“Sag mal, wie kommst du denn im Frühling darauf, eine Wilde Kiwi-Grütze zu kochen?”

Berechtigte Frage, saisonal klingt das irgendwie nicht, ne? Lass mich etwas ausholen:

Wir haben eine Lebensmittel-Retter-Kiste. Das bedeutet, wir erhalten wöchentlich Obst und Gemüse, das aus verschiedenen Gründen nicht verkauft werden kann und sonst im Müll landen würde, direkt nach Hause geliefert. Ist eine großartige Sache, hat aber den Nachteil (?), dass man oft seeeehr große Mengen an bestimmten Obst- und Gemüsesorten erhält. Da muss man manchmal ganz schön hinterher sein, mit dem Verbrauchen, sonst landet es dann zu Hause im Müll. Sinn verfehlt.

Wir hatten mit unserer Box vor wenigen Wochen eine absolute Kiwi-Schwemme. Fragt mich nicht, wo die Kiwi im Frühjahr Saison hat, es gab jedenfalls große Mengen an unreifen Kiwi, die dann natürlich alle gleichzeitig reif wurden. So viele Kiwi kann keiner löffeln. Dazu gab es auch noch Birnen und Orangen.

Kiwi und Birnen mussten also schnell weg und was bietet sich für matschiges Obst besser an, als noch mehr zu vermatschen? Fehlt aber noch der wilde Touch und im Garten wucherten grad Waldmeister und Melisse. Eine wunderbare Kombi, die ich in diesem Jahr das erste Mal so wahrgenommen habe, weil der Waldmeister sehr spät kam.

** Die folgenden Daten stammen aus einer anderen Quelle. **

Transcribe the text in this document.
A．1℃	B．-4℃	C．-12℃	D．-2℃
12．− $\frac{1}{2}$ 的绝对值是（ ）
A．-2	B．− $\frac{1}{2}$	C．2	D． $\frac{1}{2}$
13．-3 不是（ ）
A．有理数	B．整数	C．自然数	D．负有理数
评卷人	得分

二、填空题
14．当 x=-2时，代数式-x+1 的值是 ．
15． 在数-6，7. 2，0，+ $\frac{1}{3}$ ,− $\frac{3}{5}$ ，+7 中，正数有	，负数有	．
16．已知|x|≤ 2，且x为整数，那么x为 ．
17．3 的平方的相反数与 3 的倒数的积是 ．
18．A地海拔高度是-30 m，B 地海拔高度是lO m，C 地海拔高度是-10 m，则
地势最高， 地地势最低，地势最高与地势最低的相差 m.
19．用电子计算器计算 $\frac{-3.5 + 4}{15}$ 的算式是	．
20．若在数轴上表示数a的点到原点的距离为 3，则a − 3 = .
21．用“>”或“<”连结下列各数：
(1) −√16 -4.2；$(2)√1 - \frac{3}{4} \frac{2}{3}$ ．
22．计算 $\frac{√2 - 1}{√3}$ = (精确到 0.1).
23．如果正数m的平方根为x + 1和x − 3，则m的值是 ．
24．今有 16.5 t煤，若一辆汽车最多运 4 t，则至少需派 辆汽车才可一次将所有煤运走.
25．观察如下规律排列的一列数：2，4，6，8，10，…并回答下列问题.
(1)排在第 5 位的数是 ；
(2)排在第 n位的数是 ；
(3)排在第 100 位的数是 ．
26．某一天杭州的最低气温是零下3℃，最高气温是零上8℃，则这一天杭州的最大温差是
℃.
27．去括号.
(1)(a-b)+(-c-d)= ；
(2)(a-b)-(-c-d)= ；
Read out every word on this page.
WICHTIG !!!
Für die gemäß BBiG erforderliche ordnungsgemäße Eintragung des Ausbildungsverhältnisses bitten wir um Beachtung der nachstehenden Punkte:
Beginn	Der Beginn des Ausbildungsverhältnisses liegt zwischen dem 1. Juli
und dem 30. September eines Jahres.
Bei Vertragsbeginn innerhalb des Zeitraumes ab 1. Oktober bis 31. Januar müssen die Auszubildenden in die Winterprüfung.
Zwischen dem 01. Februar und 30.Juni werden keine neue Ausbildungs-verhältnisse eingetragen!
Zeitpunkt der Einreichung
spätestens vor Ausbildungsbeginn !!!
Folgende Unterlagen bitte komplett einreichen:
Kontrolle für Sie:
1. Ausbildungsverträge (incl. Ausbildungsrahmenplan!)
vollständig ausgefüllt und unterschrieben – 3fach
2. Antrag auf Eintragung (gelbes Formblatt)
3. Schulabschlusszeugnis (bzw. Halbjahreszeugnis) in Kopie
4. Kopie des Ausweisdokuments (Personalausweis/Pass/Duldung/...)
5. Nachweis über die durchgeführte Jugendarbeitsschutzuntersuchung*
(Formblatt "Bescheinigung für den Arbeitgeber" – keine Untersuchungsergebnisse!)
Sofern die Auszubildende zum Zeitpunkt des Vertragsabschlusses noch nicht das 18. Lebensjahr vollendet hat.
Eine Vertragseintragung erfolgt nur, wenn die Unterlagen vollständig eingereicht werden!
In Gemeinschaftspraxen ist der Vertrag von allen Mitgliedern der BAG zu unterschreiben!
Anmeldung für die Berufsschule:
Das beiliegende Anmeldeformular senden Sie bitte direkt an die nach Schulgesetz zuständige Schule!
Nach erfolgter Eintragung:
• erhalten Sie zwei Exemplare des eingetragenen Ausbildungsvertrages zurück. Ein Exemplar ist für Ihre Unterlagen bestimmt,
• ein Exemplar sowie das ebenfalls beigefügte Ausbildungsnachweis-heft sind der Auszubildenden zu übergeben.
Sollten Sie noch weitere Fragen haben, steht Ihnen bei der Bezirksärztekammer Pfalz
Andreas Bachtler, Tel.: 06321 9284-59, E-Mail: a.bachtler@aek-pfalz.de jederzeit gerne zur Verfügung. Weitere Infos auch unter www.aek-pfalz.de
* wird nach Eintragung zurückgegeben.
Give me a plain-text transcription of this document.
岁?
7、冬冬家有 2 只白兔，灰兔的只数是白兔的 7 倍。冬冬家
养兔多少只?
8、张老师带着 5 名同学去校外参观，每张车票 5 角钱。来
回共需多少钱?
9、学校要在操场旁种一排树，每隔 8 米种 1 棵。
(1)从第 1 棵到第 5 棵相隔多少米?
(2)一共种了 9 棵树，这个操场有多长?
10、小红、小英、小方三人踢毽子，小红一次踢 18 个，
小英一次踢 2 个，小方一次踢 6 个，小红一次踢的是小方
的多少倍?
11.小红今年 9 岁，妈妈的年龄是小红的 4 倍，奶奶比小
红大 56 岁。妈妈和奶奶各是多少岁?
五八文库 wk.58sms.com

Heraus kam eine Wilde Kiwi-Grütze, die so fantastisch schmeckt, dass sie hier beinahe inhaliert wurde. Zack, Platz im Obstkorb.

 

 

Zutaten Wilde Kiwi-Grütze (für eine große Schüssel):

  • 6 reife Kiwi
  • 2 reife Birnen
  • 400ml Flüssigkeit (ich hatte Saft von 2 Orangen und 1 Zitrone, Rest Wasser)
  • 60g Zucker
  • 1 Bündel Waldmeister
  • 1 Bündel Melisse
  • 1 Tüte Vanillepuddingpulver
  • Kräuter und Blüten zum Dekorieren (Minze, Melisse, Gundelrebe, Gänseblümchen, Taubnessel…)

Zubereitung:

Du kannst damit beginnen, die Orangen und Zitronen zu entsaften und mit Wasser auf 400ml aufzufüllen. Die Kiwi schälst und würfelst du, die Birne wird gewaschen, vom Gehäuse befreit und ebenfalls gewürfelt. Obst und der Großteil des Fruchtsafts kommen in einen Topf, dazu gibts du die gehackte Melisse und den Waldmeister als Bündel.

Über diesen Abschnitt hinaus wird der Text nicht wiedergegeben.